Mary Quintal (née Voon; born 1929) was an Assistant Superintendent of Police from 1961 to 1974 and a former badminton player. She was the first female police inspector in Singapore, and was inducted into the Singapore Women's Hall of Fame in 2014.

==Early life and badminton career==
Quintal was educated in Raffles Girls' School and initially aspired to be an interior decorator or a physical training instructor. When the police force first announced plans to recruit women, she decided to join the force, despite her mother's wish for her to study medicine instead.

She won the Singapore Badminton Association mixed doubles title with Ong Poh Lim in 1956.

==Singapore Police Force==
Quintal was one of the first ten women selected to join the Singapore Police Force, undergoing training at the Thomson Road Police Training School. She joined the Singapore Police Force on 1 March 1949 as a constable, and was promoted to the rank of inspector six months later, becoming the first female inspector in Singapore. In 1950, she was chosen to go on a four-month trip to the United Kingdom to study police methods in Great Britain. She participated in the investigation of the murder of Lim Yew See in 1955. By 1959, she was the only one of the original ten women to have remained in the force, and commanded the Woman Police Constabulary.

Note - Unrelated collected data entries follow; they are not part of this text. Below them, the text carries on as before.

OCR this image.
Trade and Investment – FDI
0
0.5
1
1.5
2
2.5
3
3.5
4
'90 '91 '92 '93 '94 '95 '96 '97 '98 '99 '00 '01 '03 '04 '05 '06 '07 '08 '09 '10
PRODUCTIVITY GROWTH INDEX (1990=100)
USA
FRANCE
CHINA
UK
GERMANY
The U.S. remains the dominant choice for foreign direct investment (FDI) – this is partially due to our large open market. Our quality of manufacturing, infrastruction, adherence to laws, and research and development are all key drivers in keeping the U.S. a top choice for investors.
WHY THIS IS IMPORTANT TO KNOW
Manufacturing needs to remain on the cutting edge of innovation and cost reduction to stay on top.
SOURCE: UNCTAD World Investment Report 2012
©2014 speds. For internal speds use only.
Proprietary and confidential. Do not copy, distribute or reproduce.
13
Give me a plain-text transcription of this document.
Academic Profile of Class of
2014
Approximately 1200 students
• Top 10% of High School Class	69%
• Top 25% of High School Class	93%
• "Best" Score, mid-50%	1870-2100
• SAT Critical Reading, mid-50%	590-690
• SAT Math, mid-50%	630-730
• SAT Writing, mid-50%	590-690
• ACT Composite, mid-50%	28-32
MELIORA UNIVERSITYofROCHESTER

In October 1961, Quintal was promoted to the rank of Assistant Superintendent, making her the first woman to achieve the rank in Singapore. Following her retirement, her position as Assistant Superintendent was taken over by Mandy Goh, who joined the force in 1952, thus making her the second woman to hold the title of assistant superintendent of the police in Singapore.

==Personal life==
Quintal married assistant Marine Department engineer Victor Quintal on 24 September 1953. She and Victor had a son.

On 10 July 1970, she was taken to Singapore General Hospital due to a suspected overdose on sleeping tablets. On 14 July, she was taken off the "dangerously ill" list. On 17 July, her condition was reported to have been "improving". She was discharged from the hospital on 19 July.

Following her retirement, she and her family moved to Perth, Australia.

==Legacy==
Quintal was inducted into the Singapore Women's Hall of Fame in 2014. The 2015 television series Mata Mata is inspired by Quintal.